RefineryThis morning the paper brings only bad news, except the 80th birthday of Elisabeth II with a begonia-colored hat. The US automotive industry is declining: Ford reports a $1,2 billion loss and General Motors a $323 million loss for the first quarter of the year. The situation keeps worsening in the Middle east, in Iraq (an insoluble political deadlock), in Afghanistan. The relations between Iran and the Western countries are getting more strained. It's not definite, at all, that Prodi swapping places with Berlusconi is favorable for Italy. The visit paid by China president Hu Jintao to George W. Bush is turning sour in Washington DC. In Nepal, the non-unlikely transition from the king to the maoists, whose guerillas have spread their ideology, would not help matters in the country. In France the political leaders reach sky-high disapproval ratings: 70% of the French are discontented with Chirac, 73% with de Villepin. And the price of oil is rising, rising...
An oil barrel costs more than $74 now, will cost $80 soon, may well be reaching $100 in the near future. It's China, whose expanding industry is in enormous need of oil, that is bidding higher than ever against other countries. She is tempting the oil producers with promises to pay similarly enormous prices. As China pays out in salaries and social expenses far less than we Westerners pay out, it has got large available funds for energy, money which we are going to lack, instead. "You're wrong," some tell me, "the government will reduce the taxes on gas and fuel." They will do so for sure, but this will not avoid the oil shortage (a few European countries have already had gas ration coupons printed), because the oil reserves will not increase as quickly as the oil requirements will in China, Asia and even Africa one of these days.
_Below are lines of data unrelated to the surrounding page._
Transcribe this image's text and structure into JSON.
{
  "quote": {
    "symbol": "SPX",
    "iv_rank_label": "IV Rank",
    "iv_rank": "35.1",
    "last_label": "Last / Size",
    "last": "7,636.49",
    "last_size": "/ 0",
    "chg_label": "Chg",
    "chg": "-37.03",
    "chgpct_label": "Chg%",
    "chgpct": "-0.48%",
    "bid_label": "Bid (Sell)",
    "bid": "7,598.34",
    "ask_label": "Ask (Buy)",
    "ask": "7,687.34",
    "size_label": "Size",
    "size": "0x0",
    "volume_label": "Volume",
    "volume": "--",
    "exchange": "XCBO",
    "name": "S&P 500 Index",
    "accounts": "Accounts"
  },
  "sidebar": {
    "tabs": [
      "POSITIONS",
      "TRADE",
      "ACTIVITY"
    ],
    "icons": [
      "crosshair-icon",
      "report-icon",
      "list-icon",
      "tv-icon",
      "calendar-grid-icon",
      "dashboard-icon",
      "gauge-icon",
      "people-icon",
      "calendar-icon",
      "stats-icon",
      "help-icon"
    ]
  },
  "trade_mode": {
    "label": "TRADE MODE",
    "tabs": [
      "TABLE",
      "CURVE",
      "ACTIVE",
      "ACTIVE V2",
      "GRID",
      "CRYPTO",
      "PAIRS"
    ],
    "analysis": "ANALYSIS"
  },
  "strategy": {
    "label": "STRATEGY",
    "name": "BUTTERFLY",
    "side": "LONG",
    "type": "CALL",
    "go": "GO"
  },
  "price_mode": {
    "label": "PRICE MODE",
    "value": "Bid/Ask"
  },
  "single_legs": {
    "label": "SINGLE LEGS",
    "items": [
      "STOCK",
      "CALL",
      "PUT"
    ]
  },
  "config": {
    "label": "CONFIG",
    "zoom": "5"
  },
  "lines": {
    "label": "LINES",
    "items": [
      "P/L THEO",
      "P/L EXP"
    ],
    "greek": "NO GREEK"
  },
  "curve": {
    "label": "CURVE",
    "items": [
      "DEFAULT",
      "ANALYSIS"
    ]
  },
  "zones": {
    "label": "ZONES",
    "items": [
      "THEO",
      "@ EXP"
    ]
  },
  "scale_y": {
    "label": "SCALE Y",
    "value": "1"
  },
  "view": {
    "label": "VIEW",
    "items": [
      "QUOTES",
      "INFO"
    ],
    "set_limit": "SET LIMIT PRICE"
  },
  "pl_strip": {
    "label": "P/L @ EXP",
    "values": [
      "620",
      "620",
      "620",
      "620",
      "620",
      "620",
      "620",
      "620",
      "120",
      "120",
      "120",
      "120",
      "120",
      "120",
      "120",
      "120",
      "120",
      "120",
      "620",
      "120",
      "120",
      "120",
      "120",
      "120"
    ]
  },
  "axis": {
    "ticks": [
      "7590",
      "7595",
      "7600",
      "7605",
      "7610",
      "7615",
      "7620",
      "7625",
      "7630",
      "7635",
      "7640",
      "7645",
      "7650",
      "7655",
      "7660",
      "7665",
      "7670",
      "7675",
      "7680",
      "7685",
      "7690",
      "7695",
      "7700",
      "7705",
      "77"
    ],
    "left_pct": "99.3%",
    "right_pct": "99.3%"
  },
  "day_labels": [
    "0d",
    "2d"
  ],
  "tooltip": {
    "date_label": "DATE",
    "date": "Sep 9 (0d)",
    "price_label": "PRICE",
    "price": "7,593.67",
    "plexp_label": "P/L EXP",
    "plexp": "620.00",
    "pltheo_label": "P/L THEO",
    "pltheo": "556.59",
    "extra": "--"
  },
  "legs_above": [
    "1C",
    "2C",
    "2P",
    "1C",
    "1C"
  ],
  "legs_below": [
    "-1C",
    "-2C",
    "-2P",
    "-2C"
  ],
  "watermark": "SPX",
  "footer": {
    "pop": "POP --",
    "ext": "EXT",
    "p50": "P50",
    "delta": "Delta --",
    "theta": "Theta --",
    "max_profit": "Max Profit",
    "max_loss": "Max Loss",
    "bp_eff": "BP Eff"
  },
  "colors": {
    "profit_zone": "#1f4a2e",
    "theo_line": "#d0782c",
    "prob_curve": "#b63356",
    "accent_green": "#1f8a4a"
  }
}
In any case, if the government deduct less taxes from energy, the citizens will be granted less benefits, less schooling, less public facilities and less oil (which is to be paid, anyway). In other words, we will have to pay for oil one way or another. What's more, this won't improve matters for the jobless.
Things actually are much more complicated, but a news flash is just a news flash. A good way of cutting short this post consists in reminding that, in the late seventies, erudite analysts, who had studied The Revelation of Ares, gave the sort of wise laugh sagacious men give and told me, "Your so-called revelation heralds quite a lot of disasters. They usually guarantee a book a fine success, but they belie the economic reality." Things were rather going well in 1974, I admit. Thirty years later, we have to recognize this Word's extraordinary propheticality and, therefore, the reasonableness of its appeal for a radical change of the world (Rev of Ares 28/7).